The energy intensity of U.S. manufacturing continued to decrease, according to data released by the U.S. Energy Information Administration’s (EIA) Manufacturing Energy Consumption Survey (MECS). From 2010 to 2014, manufacturing fuel consumption rose 4.7 per cent, while real gross output increased at 9.6 per cent—or more than twice that rate—resulting in a 4.4 per cent decrease in energy intensity.

The share of manufacturing output from energy-intensive industries, such as the manufacture of metals, chemicals, paper, and petroleum and coal products, declined between the MECS surveys covering 2010 and 2014, leading to a decline in overall manufacturing energy intensity.

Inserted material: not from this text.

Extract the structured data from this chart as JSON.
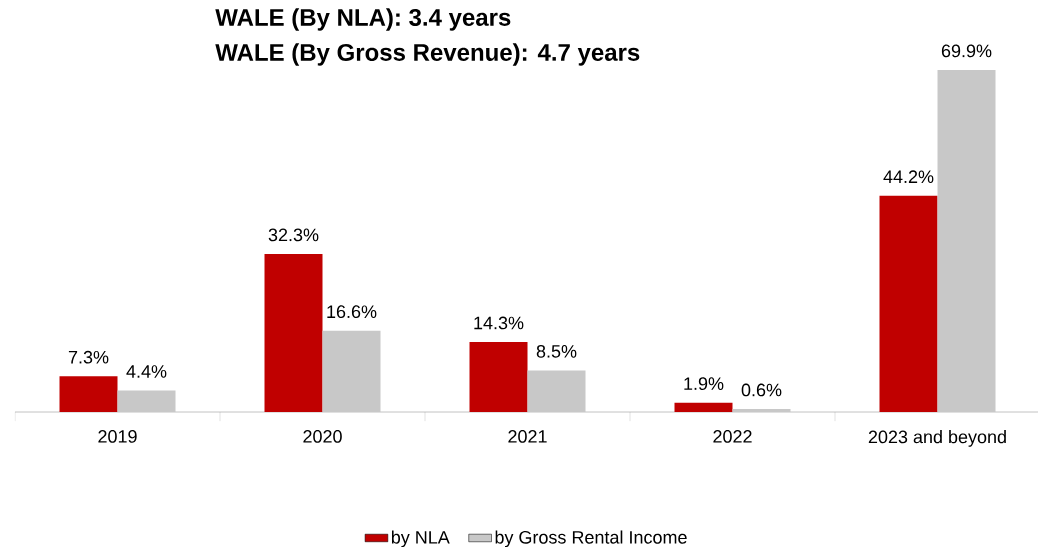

While many manufacturing establishments are taking steps to reduce their energy consumption, the energy intensity decrease for total manufacturing is mostly the result of a shift of manufacturing output to less energy-intensive industries. If major industries had maintained the same proportions of the manufacturing sector, the energy intensity decline between 2010 and 2014 would have been 0.7 per cent, instead of 4.4 per cent.

One of the fastest growing industries between 2010 and 2014 was transportation equipment manufacturing, an industry with relatively low energy intensity. Gross output in transportation equipment manufacturing grew 30.8 per cent over that period, much faster than the 9.6 per cent increase in overall manufacturing output between 2010 and 2014.

While output and consumption rose, manufacturing employment decreased from 2010 to 2014, yielding an increase in labour productivity. Manufacturing processes continue to evolve, incorporating more electronic and robotic devices, which may be a primary factor in increased labour productivity.

In the United States, energy intensity has been declining steadily since the early 1970s and continues to decline. Defined as energy consumption per unit of gross domestic product (GDP), greater efficiency and structural changes in the economy have reduced energy intensity. From 1950 to 2011, energy intensity in the United States decreased by 58 per cent per real dollar of GDP. Until the 1970s, energy intensity was falling relatively slowly, less than 1 per cent per year.

In 1974, energy prices rose 56 per cent above the previous year as a result of the Arab oil embargo, leading to changes in both national policy, such as the establishment of vehicle efficiency standards, and consumer attitudes. In addition, the role of energy-intensive industries in the United States declined with continuing structural changes in the economy. Since 1973, energy intensity has declined at a rate closer to 2 per cent annually, although with a few noticeable annual increases. EIA projects that this average annual decline of 2 per cent will continue through 2040. The most significant driver of the expected decline will be the transportation sector, with the energy intensity of light-duty vehicles, representing by far the largest energy consuming part of the sector, projected to decline by more than 47 per cent from the 2005 value.

To be sure, the above developments are encouraging. Notwithstanding, from a global perspective, the world’s population continues to grow, and citizens of newly developed economies, mostly in Asia, are rapidly being lifted from poverty to middle class status, enabling them to become consumers, like North Americans and Europeans. Thus, while technology has helped reduce the energy input required to manufacture a unit of production, the greater number of people on the planet and the general rise of prosperity have substantially increased demand for manufactured goods, resulting in ever-growing global levels of greenhouse gases and pollution.